Abstract
The Northern Review 41 (2015): 81–109Environmental Assessment and related permitting processes have long struggled to identify and mitigate health and well-being impacts associated with resource development, especially in northern, largely Indigenous, jurisdictions. An opportunity to address this governance deficit has seemingly been provided through the growing use of mechanisms such as Impact and Benefit Agreements (IBAs) and Health Impact Assessments (HIA). Their emergence has coincided with a growth in social determinants of health research that recognizes diverse concepts and complex drivers of Indigenous well-being; it is increasingly common for researchers to speak of the ”good life” and to recognize health disparities that are based in experiences of poverty, stress, trauma, cultural erosion, and environmental dispossession.
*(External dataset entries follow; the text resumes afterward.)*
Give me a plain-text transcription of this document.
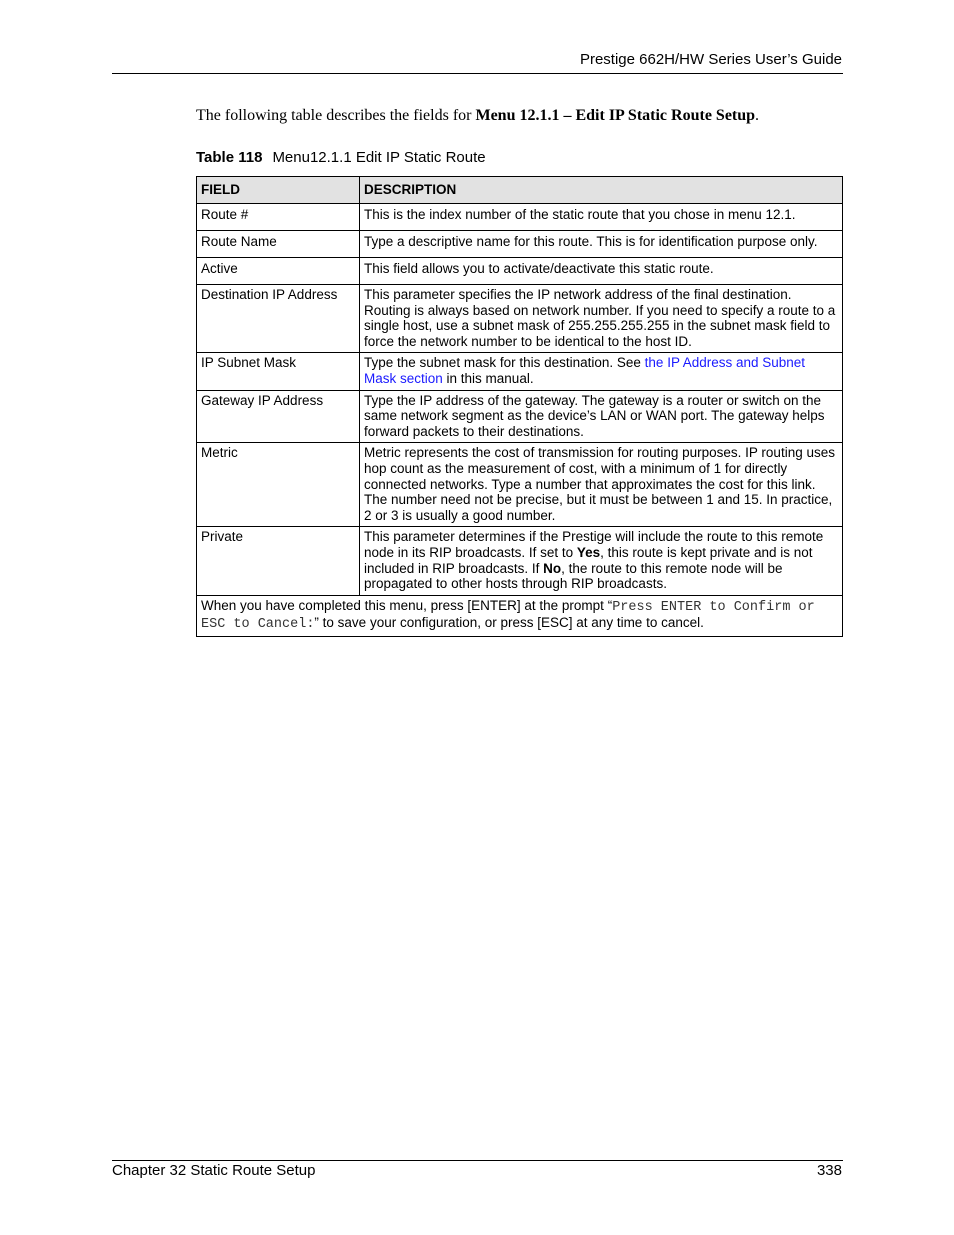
Prestige 662H/HW Series User’s Guide
The following table describes the fields for Menu 12.1.1 – Edit IP Static Route Setup.
Table 118 Menu12.1.1 Edit IP Static Route
FIELD	DESCRIPTION
Route #	This is the index number of the static route that you chose in menu 12.1.
Route Name	Type a descriptive name for this route. This is for identification purpose only.
Active	This field allows you to activate/deactivate this static route.
Destination IP Address	This parameter specifies the IP network address of the final destination. Routing is always based on network number. If you need to specify a route to a single host, use a subnet mask of 255.255.255.255 in the subnet mask field to force the network number to be identical to the host ID.
IP Subnet Mask	Type the subnet mask for this destination. See the IP Address and Subnet Mask section in this manual.
Gateway IP Address	Type the IP address of the gateway. The gateway is a router or switch on the same network segment as the device’s LAN or WAN port. The gateway helps forward packets to their destinations.
Metric	Metric represents the cost of transmission for routing purposes. IP routing uses hop count as the measurement of cost, with a minimum of 1 for directly connected networks. Type a number that approximates the cost for this link. The number need not be precise, but it must be between 1 and 15. In practice, 2 or 3 is usually a good number.
Private	This parameter determines if the Prestige will include the route to this remote node in its RIP broadcasts. If set to Yes, this route is kept private and is not included in RIP broadcasts. If No, the route to this remote node will be propagated to other hosts through RIP broadcasts.
When you have completed this menu, press [ENTER] at the prompt “Press ENTER to Confirm or ESC to Cancel:” to save your configuration, or press [ESC] at any time to cancel.	
Chapter 32 Static Route Setup	338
Unfortunately, little of this research has come to influence contemporary HIA practices and the content or implementation of IBAs. Missing from these novel governance mechanisms is recognition that present-day resource development is complicated by legacies of colonialism and assimilation policies, which impact Indigenous well-being. In short, what matters to Indigenous communities and what is captured in an IBA or HIA seldom coincide. This argument is supported by evidence of Indigenous participation in the Wishbone Hill HIA in Alaska and the IBA signed in support of the Meadowbank Mine in Nunavut. Given this evidence, this article calls for refinement of governance mechanisms such as IBAs and HIAs in order to better understand and respond to the complexities that inform Indigenous well-being.
Highlights
Mineral exploration and extraction in Canada has long been recognized as a source of economic activity and opportunity, especially in northern jurisdictions
We argue that one key reason why Impact and Benefit Agreements (IBAs) and Health Impact Assessments (HIA) have, to date, struggled to address community well-being concerns around mine development is because IBAs and HIA have insufficiently recognized and responded to the complexities that inform Indigenous understandings of and experiences with health and well-being
Article 26 of the Nunavut Land Claims Agreement specifies that an Inuit Impact and Benefit Agreement (IIBA) is required for any major development in the Nunavut Settlement Area that might positively or negatively impact Inuit
Summary
Mineral exploration and extraction in Canada has long been recognized as a source of economic activity and opportunity, especially in northern jurisdictions. We provide background information on IBAs and HIA, two dominant mechanisms used in the governance of contemporary resource developments to maintain or enhance the health and well-being of northern Indigenous peoples.